James Rickards, financier and author of the excellent cautionary best-seller Currency Wars, has recently released a follow-on book: The Death of Money: The Coming Collapse of the International Monetary System. In it, Jim details how history provides plenty of precedent for the collapse that has begun amidst the major world currencies.
The historical progression is predictable enough that Jim is comfortable claiming that the next economic crisis we face will be bigger than the ability of the Federal Reserve (and the other world central banks) to contain it. And that such a calamity will happen within the next five years:
Chris Martenson: As you look forward the next three years what do you see coming? Are you predicting or seeing that this game changes to a new phase, The Death of Money? Is that coming in the next three year window? Or do you use this playing out over a longer timeframe?
Jim Rickards: No, I think three years is about right. I mean, it's not necessarily going to be tomorrow. It could be tomorrow, by the way, the system is unstable enough. But it doesn't mean we are going to get that catalyst tomorrow. But this is not a ten year forecast. I mean, I do not think we are going to make it ten years. I think three to five years is about the right timeframe, maybe shorter.
But the reason for that, again, it is scientifically based in terms of the scale of the system. And by the way, go back and look at these crises. They come particularly fast. Memories are very short. I think we are all fighting with what I call the 2-second attention span.

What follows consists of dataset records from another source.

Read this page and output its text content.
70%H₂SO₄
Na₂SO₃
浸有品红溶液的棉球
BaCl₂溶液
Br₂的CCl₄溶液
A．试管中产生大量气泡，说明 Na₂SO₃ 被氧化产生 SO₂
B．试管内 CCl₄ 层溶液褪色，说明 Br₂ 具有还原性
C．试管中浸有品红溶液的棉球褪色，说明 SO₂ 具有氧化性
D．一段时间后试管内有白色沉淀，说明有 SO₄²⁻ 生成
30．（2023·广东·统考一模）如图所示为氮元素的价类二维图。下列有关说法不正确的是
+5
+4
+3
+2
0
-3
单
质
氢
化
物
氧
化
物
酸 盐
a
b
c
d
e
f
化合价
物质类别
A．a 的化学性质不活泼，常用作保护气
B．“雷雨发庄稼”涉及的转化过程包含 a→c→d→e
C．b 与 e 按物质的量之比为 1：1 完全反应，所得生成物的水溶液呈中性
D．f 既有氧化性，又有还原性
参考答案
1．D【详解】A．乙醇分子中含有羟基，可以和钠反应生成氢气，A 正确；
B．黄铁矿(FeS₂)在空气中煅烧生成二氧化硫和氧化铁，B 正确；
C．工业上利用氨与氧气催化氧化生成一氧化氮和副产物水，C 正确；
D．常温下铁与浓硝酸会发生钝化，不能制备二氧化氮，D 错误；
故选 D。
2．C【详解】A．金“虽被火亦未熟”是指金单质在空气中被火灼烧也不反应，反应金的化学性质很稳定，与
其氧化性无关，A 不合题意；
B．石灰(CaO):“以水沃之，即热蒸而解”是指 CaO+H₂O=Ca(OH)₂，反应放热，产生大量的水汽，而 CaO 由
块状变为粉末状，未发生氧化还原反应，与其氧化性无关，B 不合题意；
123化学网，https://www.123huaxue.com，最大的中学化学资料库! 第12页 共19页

On October 19, 1987 the stock market lost 22% of its value in one day. Today, that would be a 3,200 point drop in one day. In 1994 we had the Mexican Peso crisis. In 1998, the Long Term Capital Management crisis. And I was involved in that, by the way. I was the general council of Long Term Capital Management. I negotiated that bailout and I know how close the world came to complete economic collapse. In other words, every stock and bond market in the world would have been closed on September 29, 1998 if we had not finished that bailout the day before. That is how close we came. Just because it did not happen, people kind of forgot about it and think it was a small event. But trust me, I was there. That was a very near catastrophe. In 2000 we had the dot-com collapse, NASDAQ dropped eighty percent. 2007 the housing market collapsed. 2008 the Lehman Brothers panic.
So these things keep happening; but here is the problem, Chris: the Fed has printed almost four trillion dollars to put out the fire from 2008. What is going to happen if we have a liquidity crisis next month or next year? They are at the limit of their balance sheet. They are already insolvent on a mark-to-market basis. And again, that is not guesswork. I actually was told that by a member of the Federal Open Market Committee. They are leveraged 80-to-1. They cannot do more. They cannot print another four or eight trillion. They are at the limit of confidence. They are not at the legal limit, by the way. Legally they can do it but they are at the limit of what people will really trust, or before the Congress would intervene.
So the next crisis is going to be bigger than the Fed. It is like they build a five foot sea wall and here comes a forty foot tsunami. There is only one clean balance sheet left in the world and that is the IMF. So the only way you are only going to reliquify the world in the next liquidity crisis is by the IMF printing their world money, these Special Drawing Rights or SDRs, and that is going to be the end of the dollar as a global reserve currency. Because if the IMF is going to print SDRs to reliquify the world they are going to need permission from China and Russia and other members of the IMF. The US has a big voice at the IMF but we do not control it. And so that really is going to be the end of the dollar right there. We may still have dollars — in fact we will — but it will be a local currency like the Mexican peso or Turkish lira. It will just be walking around money. But it will not be used for the important things in the international monetary system. This you can actually see coming. You can see these developments coming.
Chris Martenson: It has always been my perception that the IMF is a little bit of a US-centric organization, if not a lot. You think China would really go along with that?
Jim Rickards: I think China would favor it because the alternative is perpetuation of dollar hegemony. It would almost be to say that, no matter what the United States does, no matter how much we print, what deficits we run, what trade deficits we run, no matter how reckless we are, we can always print our way out of it. And there is a limit to that. So China would actually like to see SDRs. There is a lot of talk about; China making their currency a global reserve currency, being one. That is not even close. They are very, very far away from that. They do not want that because they would have to open their capital account. They would lose control. But they would not mind seeing the SDR as a global reserve currency. They just do not want the dollar. But they are stuck with dollars for the time being but the next panic when the IMF has to use SDRs to reliquefy the world; I think China is going to have a big voice in that. You can say it is US-centric but the problem with the US is that the Treasury and the White House want a weak dollar.
I mean, what good does it do you when your own country wants to trash the currency? What happened to the strong dollar policy? It's over now and we're in the currency wars. That is going to lead to a collapse and ultimately we are going to see either gold or the SDRs the new store of value on a worldwide basis.